In keeping with the simple set design, Zyla chose to keep the costumes subtle as well so that nothing distracted from the hands or faces of the actors. “We had to keep in mind what would become a backdrop for the drama of what the hands were doing, so it had a lot to do with the choices of fabrics and patterns,” says Zyla. Because facial expressions are also important to deaf theater, all of Zyla's costumes are done in such a way that the audience is able to see the face from all sides. The character of Miss Watson, who is described in the book as wearing goggles, was instead given thick glasses because, “with the goggle idea, we really lost too much of her face,” explains Zyla.
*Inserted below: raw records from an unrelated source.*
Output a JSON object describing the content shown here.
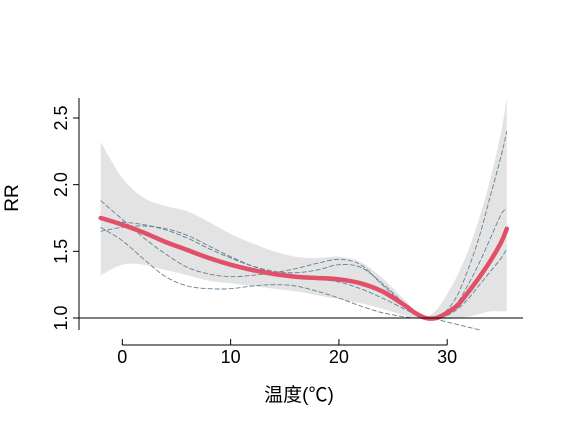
{
  "chart_data": {
    "type": "line",
    "title": "",
    "xlabel": "温度(℃)",
    "ylabel": "RR",
    "xlim": [
      -4,
      37
    ],
    "ylim": [
      0.91,
      2.8
    ],
    "x_ticks": [
      0,
      10,
      20,
      30
    ],
    "y_ticks": [
      1.0,
      1.5,
      2.0,
      2.5
    ],
    "x_tick_labels": [
      "0",
      "10",
      "20",
      "30"
    ],
    "y_tick_labels": [
      "1.0",
      "1.5",
      "2.0",
      "2.5"
    ],
    "reference_line": 1.0,
    "grid": false,
    "colors": {
      "main": "#e05068",
      "alt": "#5f8296",
      "band": "#e3e3e3",
      "ref": "#000000"
    },
    "confidence_band": {
      "x": [
        -2,
        0,
        2,
        4,
        6,
        8,
        10,
        12,
        14,
        16,
        18,
        20,
        22,
        24,
        26,
        27,
        28,
        29,
        30,
        31,
        32,
        33,
        34,
        35,
        35.5
      ],
      "upper": [
        2.32,
        2.05,
        1.9,
        1.84,
        1.8,
        1.72,
        1.63,
        1.56,
        1.5,
        1.46,
        1.45,
        1.46,
        1.42,
        1.3,
        1.14,
        1.06,
        1.01,
        1.06,
        1.18,
        1.33,
        1.52,
        1.76,
        2.05,
        2.4,
        2.65
      ],
      "lower": [
        1.32,
        1.4,
        1.4,
        1.36,
        1.32,
        1.28,
        1.26,
        1.24,
        1.22,
        1.2,
        1.17,
        1.14,
        1.11,
        1.07,
        1.02,
        1.0,
        0.99,
        0.99,
        0.99,
        1.0,
        1.01,
        1.03,
        1.05,
        1.05,
        1.05
      ]
    },
    "series": [
      {
        "role": "main",
        "x": [
          -2,
          0,
          2,
          4,
          6,
          8,
          10,
          12,
          14,
          16,
          18,
          20,
          22,
          24,
          26,
          27,
          28,
          29,
          30,
          31,
          32,
          33,
          34,
          35,
          35.5
        ],
        "values": [
          1.75,
          1.7,
          1.64,
          1.57,
          1.51,
          1.45,
          1.4,
          1.36,
          1.33,
          1.31,
          1.3,
          1.29,
          1.26,
          1.2,
          1.1,
          1.04,
          1.0,
          1.0,
          1.04,
          1.1,
          1.2,
          1.31,
          1.43,
          1.57,
          1.67
        ]
      },
      {
        "role": "alt",
        "x": [
          -2,
          0,
          2,
          4,
          6,
          8,
          10,
          12,
          14,
          16,
          18,
          20,
          22,
          24,
          26,
          27,
          28,
          29,
          30,
          31,
          32,
          33,
          34,
          35,
          35.5
        ],
        "values": [
          1.88,
          1.74,
          1.6,
          1.48,
          1.38,
          1.33,
          1.31,
          1.32,
          1.34,
          1.37,
          1.41,
          1.44,
          1.4,
          1.25,
          1.1,
          1.04,
          1.0,
          1.01,
          1.06,
          1.18,
          1.38,
          1.62,
          1.92,
          2.22,
          2.4
        ]
      },
      {
        "role": "alt",
        "x": [
          -2,
          0,
          2,
          4,
          6,
          8,
          10,
          12,
          14,
          16,
          18,
          20,
          22,
          24,
          26,
          27,
          28,
          29,
          30,
          31,
          32,
          33,
          34,
          35,
          35.5
        ],
        "values": [
          1.74,
          1.72,
          1.7,
          1.66,
          1.6,
          1.52,
          1.45,
          1.39,
          1.35,
          1.34,
          1.36,
          1.4,
          1.38,
          1.26,
          1.11,
          1.04,
          1.0,
          1.0,
          1.04,
          1.12,
          1.26,
          1.42,
          1.6,
          1.78,
          1.82
        ]
      },
      {
        "role": "alt",
        "x": [
          -2,
          0,
          2,
          4,
          6,
          8,
          10,
          12,
          14,
          16,
          18,
          20,
          22,
          24,
          26,
          27,
          28,
          29,
          30,
          31,
          32,
          33,
          34,
          35,
          35.5
        ],
        "values": [
          1.65,
          1.68,
          1.69,
          1.67,
          1.62,
          1.54,
          1.46,
          1.39,
          1.34,
          1.31,
          1.29,
          1.27,
          1.22,
          1.15,
          1.07,
          1.03,
          1.0,
          1.0,
          1.02,
          1.07,
          1.15,
          1.25,
          1.35,
          1.45,
          1.52
        ]
      },
      {
        "role": "alt",
        "x": [
          -2,
          0,
          2,
          4,
          6,
          8,
          10,
          12,
          14,
          16,
          18,
          20,
          22,
          24,
          26,
          27,
          28,
          29,
          30,
          31,
          32,
          33
        ],
        "values": [
          1.68,
          1.58,
          1.44,
          1.31,
          1.24,
          1.22,
          1.22,
          1.24,
          1.25,
          1.24,
          1.2,
          1.15,
          1.09,
          1.04,
          1.01,
          1.0,
          1.0,
          0.99,
          0.97,
          0.95,
          0.93,
          0.91
        ]
      }
    ]
  }
}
Using the illustrations of the book as the inspiration for his costumes, Zyla encountered a certain amount of trouble in keeping with the time period. Twain's story is about a time prior to the civil war, but the illustrations used for the set were not drawn until 1879. Zyla's solution to this puzzle was to simply mesh the two eras together. Of the final outcome, Zyla says, “It's an idealized pre-Civil War period, that's how I would label it.”
All of Zyla's ideas blend together to create understated yet effective costumes for this Big River revival. “I don't think anything has fed me the way this has,” he says. “I couldn't be happier.”